Crop concerns

Published March 27, 2023

AFTER last year’s heatwave that caused wheat grains to shrink significantly, the ongoing wet spell in Punjab and elsewhere is to be welcomed. It will prove salutary for the upcoming wheat harvest, especially in the rain-fed regions. However, farmers in some districts are likely to suffer unexpected losses due to strong winds and hail that have accompanied the heavy rains over the last one week. According to the agriculture department, hailstorm damage to the wheat crop remains confined to 123,000 acres out of 16.041m acres under the staple crop in the province. They are hopeful that the present wet spell will help the grains grow in size and make up for the previous output loss. Nevertheless, farmers, especially those with small holdings, whose fields have been flattened by the hail and winds, must brace themselves for significant financial losses. Many may not be left with enough to buy inputs for the summer crop, and will need government support.

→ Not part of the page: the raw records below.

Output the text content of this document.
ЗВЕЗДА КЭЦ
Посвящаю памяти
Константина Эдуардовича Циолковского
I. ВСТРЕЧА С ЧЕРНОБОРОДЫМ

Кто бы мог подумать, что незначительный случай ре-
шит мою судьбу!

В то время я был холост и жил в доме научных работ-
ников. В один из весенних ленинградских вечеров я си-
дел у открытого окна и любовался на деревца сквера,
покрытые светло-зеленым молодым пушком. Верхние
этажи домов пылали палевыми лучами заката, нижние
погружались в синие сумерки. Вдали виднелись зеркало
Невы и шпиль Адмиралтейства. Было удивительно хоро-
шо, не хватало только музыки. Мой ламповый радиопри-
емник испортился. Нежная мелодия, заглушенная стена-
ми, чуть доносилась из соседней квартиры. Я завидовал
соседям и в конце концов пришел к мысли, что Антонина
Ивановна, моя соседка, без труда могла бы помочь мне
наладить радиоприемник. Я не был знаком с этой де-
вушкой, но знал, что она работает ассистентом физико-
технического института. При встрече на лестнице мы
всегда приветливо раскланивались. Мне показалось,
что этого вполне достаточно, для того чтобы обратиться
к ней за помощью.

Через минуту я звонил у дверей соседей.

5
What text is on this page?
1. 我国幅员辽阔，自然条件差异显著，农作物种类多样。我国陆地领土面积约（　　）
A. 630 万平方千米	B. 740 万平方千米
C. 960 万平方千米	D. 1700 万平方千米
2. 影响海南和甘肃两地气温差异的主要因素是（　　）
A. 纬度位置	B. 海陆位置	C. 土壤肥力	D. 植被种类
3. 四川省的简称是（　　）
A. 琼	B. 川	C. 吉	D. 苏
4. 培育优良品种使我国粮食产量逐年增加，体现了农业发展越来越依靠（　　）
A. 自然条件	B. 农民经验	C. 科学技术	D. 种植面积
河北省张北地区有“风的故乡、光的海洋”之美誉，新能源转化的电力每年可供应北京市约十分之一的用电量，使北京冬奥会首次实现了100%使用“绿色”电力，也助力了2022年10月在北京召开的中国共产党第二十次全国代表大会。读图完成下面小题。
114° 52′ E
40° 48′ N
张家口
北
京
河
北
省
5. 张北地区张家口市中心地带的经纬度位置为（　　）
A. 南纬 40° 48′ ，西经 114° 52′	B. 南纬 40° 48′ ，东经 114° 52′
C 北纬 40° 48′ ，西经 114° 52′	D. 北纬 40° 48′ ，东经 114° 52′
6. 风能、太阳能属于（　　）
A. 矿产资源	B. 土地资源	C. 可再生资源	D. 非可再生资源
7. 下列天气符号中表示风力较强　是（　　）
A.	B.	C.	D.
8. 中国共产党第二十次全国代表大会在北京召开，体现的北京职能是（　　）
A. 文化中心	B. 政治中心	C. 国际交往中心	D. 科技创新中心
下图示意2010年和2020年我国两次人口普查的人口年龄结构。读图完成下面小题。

Over the years, the farm sector has proved to be a major factor responsible for Pakistan’s falling economic growth. Its poor performance has retarded industrial growth, affected textile exports and put pressure on the fragile current account. In the last 15 years, agriculture’s real annual growth has been restricted to 2.2pc-2.6pc a year, which is dismal when compared to the expansion in the services and industrial sectors. This is so in spite of the fact that almost two out of three Pakistanis are somehow linked to and depend on agriculture for their livelihood.

Even within the agriculture sector, according to a report by the Pakistan Agriculture Coalition, it is the crops — mainly wheat, maize, cotton, sugarcane and rice — that are holding back its growth. The production of major crops has grown by just 1.1pc for nearly two decades, despite consuming most of the country’s agricultural assets: land, water, labour, etc. There are multiple reasons that can be cited for the decline of crops, including lack of investment, low mechanisation, poor seed technology and varieties, obsolete and bad government policies affecting farmers’ choices, and so on. The impact of climate change in the form of droughts, floods and erratic weather patterns has accelerated this slide in the last one decade or so, and Pakistan remains among the top 10 countries most vulnerable to global warming. The stagnation in farming means that the trade balance will keep worsening while food insecurity and poverty will continue to surge unless the trend is reversed. That will require a change in our decades-old policies, increased use of technology and massive private investment in the value chain. The agriculture sector offers enormous business opportunities to investors. But their participation will remain limited unless the government decides to pull itself out of the supply chain and stops interfering in the market.